4.地方高等教育機関のオンライン授業用の活用による連携

 最近、図1にあるように、各大学ではコロナウイルス感染防止のためにオンライン授業が開始されている(文部科学省「新型コロナウイルス感染症の状況を踏まえた大学等の授業の実施状況」から)。ICTを活用した情報ツールによって、大学教育の多くの部分が、何処でも、何時でも、何回でも、様々な形態で提供することが可能になってきた。学生は自宅にいながら学ぶこともできるし、優れた教員の授業を共有化して、蓄積し、オンデマンドで配信することができる。このことは、一つの大学で専任教員や施設設備をすべて自前で整えるという大学設置基準の考え方の再検討を促し、弾力的な大学運営を将来的に図っていくことが可能となる。大学間の人的、物的な閉鎖性や自立性も低下することになる。国公私立間の格差や壁も縮小すべきである。高等教育の「ユニバーサル化」が本格的に展開する時期を迎えている。

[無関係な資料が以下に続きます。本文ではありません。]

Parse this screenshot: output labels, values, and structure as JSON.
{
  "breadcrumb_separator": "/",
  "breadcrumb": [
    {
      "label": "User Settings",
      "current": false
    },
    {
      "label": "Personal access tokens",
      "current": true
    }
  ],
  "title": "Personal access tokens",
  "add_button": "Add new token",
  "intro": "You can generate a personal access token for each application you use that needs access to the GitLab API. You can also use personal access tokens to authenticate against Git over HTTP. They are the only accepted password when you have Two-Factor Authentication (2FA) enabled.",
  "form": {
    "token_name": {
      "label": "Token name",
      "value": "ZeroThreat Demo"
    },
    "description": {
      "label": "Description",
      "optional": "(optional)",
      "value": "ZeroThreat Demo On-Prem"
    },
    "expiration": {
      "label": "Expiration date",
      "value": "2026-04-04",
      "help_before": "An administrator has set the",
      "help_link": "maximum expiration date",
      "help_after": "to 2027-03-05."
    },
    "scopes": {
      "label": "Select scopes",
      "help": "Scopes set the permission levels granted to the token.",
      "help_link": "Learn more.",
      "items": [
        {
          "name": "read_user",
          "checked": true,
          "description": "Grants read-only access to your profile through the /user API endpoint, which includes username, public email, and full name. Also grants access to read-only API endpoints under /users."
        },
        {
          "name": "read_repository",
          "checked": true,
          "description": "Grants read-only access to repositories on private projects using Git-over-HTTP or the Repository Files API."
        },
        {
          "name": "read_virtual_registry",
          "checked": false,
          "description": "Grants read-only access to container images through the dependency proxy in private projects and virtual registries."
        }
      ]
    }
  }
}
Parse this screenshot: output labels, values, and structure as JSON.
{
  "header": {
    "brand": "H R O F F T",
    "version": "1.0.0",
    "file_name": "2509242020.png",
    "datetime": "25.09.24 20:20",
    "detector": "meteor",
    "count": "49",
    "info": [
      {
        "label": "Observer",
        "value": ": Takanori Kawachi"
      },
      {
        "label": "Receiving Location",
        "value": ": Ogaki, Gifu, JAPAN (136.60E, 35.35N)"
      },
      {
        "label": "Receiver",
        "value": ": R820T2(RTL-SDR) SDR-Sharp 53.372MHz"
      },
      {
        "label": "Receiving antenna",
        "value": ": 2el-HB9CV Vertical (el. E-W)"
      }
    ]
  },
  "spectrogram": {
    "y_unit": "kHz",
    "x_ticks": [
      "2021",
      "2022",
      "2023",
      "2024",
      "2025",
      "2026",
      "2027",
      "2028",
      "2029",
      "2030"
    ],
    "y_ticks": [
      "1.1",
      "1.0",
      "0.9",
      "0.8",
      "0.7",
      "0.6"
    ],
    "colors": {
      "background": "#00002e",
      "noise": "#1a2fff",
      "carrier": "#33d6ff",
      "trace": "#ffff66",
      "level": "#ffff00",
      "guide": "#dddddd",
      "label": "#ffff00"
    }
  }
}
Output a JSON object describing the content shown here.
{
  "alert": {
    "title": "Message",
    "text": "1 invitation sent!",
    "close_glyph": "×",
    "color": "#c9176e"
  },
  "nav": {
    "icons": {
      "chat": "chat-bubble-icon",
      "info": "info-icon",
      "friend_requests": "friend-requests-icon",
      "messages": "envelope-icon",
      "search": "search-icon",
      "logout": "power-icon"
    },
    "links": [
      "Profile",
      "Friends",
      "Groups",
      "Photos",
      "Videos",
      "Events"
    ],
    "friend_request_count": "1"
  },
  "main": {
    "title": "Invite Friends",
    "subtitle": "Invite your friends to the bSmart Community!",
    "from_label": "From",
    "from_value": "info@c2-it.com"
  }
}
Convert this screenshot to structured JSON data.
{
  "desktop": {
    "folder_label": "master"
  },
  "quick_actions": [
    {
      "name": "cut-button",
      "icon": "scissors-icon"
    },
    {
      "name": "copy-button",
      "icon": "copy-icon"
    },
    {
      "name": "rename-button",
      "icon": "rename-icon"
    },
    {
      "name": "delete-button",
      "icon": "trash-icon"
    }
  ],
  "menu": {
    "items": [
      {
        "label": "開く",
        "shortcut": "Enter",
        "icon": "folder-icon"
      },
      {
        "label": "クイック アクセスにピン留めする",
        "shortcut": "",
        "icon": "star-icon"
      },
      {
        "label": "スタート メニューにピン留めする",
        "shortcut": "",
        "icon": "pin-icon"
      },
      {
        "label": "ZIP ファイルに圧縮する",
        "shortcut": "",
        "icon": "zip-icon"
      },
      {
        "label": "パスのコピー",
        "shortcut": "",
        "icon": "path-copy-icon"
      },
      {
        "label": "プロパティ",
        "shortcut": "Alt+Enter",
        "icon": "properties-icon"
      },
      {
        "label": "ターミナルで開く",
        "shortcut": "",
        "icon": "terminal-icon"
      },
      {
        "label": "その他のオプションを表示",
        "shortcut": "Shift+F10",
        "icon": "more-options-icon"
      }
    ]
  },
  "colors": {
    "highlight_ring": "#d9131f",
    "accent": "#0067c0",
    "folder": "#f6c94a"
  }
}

 例えば、地方国立大学において、優れた人的、物的な資産があるとするならば、それをICT技術によって有効に発信し、地域や全国において共有化する施策を遂行することが期待される。国立大学としての使命を再認識し、地域における各高等教育機関の役割と意義を発揮させるために自らリードする責務を果たすことが地域を全体的に振興させることとなる。自大学のみの僅かな定員増による領域拡大は「手前勝手」に過ぎる。